Comment by agentcoops

Comment by agentcoops 3 days ago

2 replies

I don't know what it looks like on the ground now, but Scala was the defacto language of data infrastructure across the post-Twitter world of SV late stage/growth startups. In large part, this was because these companies were populated by former members of the Twitter data team so it was familiar, but also because there was so much open source tooling at that point. ML teams largely wrote/write Python, product teams in JS/whatever backend language, but data teams -- outside of Google and the pre-Twitter firms -- usually wrote Scala for Spark, Scalding etc in the 2012-2022ish era.

I worked in Scala for most of my career and it was never hard to get a job on a growth stage data team or, indeed, in finance/data-intensive industries.

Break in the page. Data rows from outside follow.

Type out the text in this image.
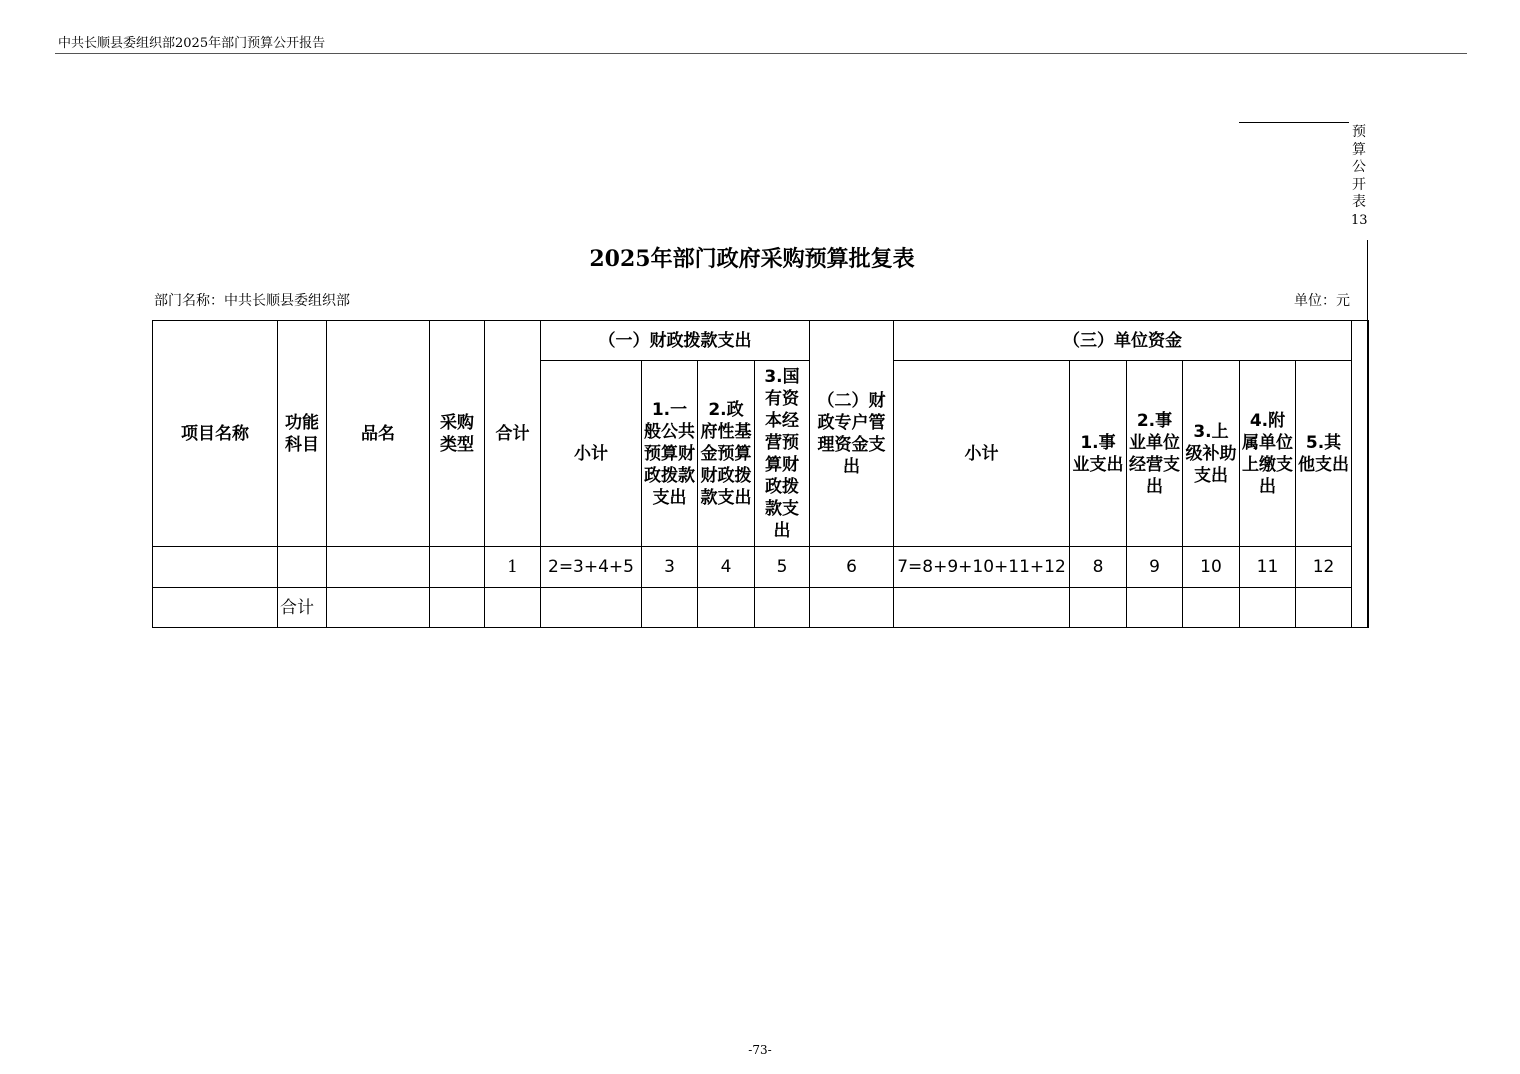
中共长顺县委组织部2025年部门预算公开报告
预
算
公
开
表
13
2025年部门政府采购预算批复表
部门名称：中共长顺县委组织部	单位：元
项目名称	功能科目	品名	采购类型	合计	（一）财政拨款支出				（二）财政专户管理资金支出	（三）单位资金						
					小计	1.一般公共预算财政拨款支出	2.政府性基金预算财政拨款支出	3.国有资本经营预算财政拨款支出		小计	1.事业支出	2.事业单位经营支出	3.上级补助支出	4.附属单位上缴支出	5.其他支出	
				1	2=3+4+5	3	4	5	6	7=8+9+10+11+12	8	9	10	11	12	
	合计															
-73-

I'm still shocked at how the language/community managed to throw away the position they had achieved. At first I was equally shocked to see the Saudi Sovereign Wealth fund investing in the language, but then realized it was just 300k from the EU and everything made sense.

It's still my favorite language for getting things done so I wouldn't be upset with a comeback for the language, but I certainly don't expect it at this point.

ForHackernews 2 days ago

Did the Scala 3 changeover blunt its momentum, you think? Or just Python won out in a sort of worse-is-better way?

  • hocuspocus 2 days ago

    Mostly the latter. Scala 3 is almost completely irrelevant to the big data space so far. Databricks took six years before upgrading their proprietary Spark runtime to Scala 2.13. Flink dropped the Scala API before even moving to 2.13. I don't know if Scio will seriously attempt the move to Scala 3. All of them suffer from Twitter libraries being abandoned, which isn't insurmountable, but an annoyance still.

    And I don't think it matters anymore. I predict that the JVM will eventually be out of the equation. We're already seeing query engines being replaced by proprietary or open source equivalents in C++ or Rust. Large scale distribution is less of a selling point with modern cloud computing. Do you really need 100 executors when you can get a bare metal instance with 192, 256 or 384 cores?

    People want a dataframe API in Python because that's what the the ML/DS/AI crowd knows. Queries and processing will be done in C++ or Rust, with little or even zero need for a distributed runtime. The JVM and Scala solve a problem that simply won't exist anymore.